Secondo il loro racconto un lavoratore dell’azienda, in compagnia di alcuni amici che lo hanno atteso all’uscita, si sarebbe rivolto contro un gruppo di manifestanti, con i quali erano sorti dei diverbi nei giorni scorsi, e avrebbe dato il via alla spedizione punitiva. Sarebbe anche spuntato un coltellino con il quale sono stati minacciati.
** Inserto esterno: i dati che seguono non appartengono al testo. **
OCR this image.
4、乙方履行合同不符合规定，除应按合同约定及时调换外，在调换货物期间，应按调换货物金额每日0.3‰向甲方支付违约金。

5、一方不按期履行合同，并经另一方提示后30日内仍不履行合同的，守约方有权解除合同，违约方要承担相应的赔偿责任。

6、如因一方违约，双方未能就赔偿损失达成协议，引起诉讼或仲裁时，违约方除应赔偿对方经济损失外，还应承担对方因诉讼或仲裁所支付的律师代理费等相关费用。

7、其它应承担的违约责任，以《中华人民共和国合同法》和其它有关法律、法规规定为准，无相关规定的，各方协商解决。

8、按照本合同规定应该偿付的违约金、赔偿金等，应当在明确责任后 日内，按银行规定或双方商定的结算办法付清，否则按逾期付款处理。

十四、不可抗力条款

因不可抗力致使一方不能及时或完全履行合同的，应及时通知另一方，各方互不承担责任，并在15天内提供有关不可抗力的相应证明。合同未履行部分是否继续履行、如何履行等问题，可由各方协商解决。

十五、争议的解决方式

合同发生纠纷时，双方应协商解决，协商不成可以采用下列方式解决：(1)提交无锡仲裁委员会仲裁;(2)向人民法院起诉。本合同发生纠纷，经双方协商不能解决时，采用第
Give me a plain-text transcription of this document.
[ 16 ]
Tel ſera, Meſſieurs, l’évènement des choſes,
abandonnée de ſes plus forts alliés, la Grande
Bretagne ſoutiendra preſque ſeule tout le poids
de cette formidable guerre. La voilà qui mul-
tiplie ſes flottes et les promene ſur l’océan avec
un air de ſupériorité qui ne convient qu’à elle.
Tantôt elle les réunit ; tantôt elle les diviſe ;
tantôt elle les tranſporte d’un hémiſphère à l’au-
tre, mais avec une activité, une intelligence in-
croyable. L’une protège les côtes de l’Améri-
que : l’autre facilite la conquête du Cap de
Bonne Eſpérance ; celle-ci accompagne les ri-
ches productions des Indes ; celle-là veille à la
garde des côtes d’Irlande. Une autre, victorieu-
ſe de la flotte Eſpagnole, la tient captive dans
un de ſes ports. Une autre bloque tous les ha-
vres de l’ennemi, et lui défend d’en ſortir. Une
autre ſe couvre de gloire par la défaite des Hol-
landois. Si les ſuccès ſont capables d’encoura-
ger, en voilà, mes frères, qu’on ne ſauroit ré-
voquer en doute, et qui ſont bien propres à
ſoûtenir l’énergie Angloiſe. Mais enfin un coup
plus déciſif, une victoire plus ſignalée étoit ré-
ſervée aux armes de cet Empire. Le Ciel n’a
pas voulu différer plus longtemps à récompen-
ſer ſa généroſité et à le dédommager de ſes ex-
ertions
Sul posto è intervenuta la polizia che avrebbe identificato alcune delle persone coinvolte nell’azione.

Notizia delle 10
Torna la protesta davanti ai cancelli Ikea: blocchi rimossi, continua il presidio
Nuovi blocchi ai cancelli dello stabilimento Ikea di Le Mose: nelle prime ore della mattina una trentina di lavoratori aderenti al sindacato Si Cobas è tornato a protestare davanti all’azienda, impedendo l’accesso ai mezzi pesanti. Sul posto sono intervenute le forze dell’ordine: i manifestanti hanno rimosso spontaneamente i blocchi e prima delle 8 la situazione è tornata alla regolarità.

Motivo della protesta è il provvedimento che ha colpito 24 soci-lavoratori, licenziati dalla cooperativa San Martino perché accusati di aver occupato abusivamente un intero reparto. I manifestanti proseguono il sit-in davanti all’azienda.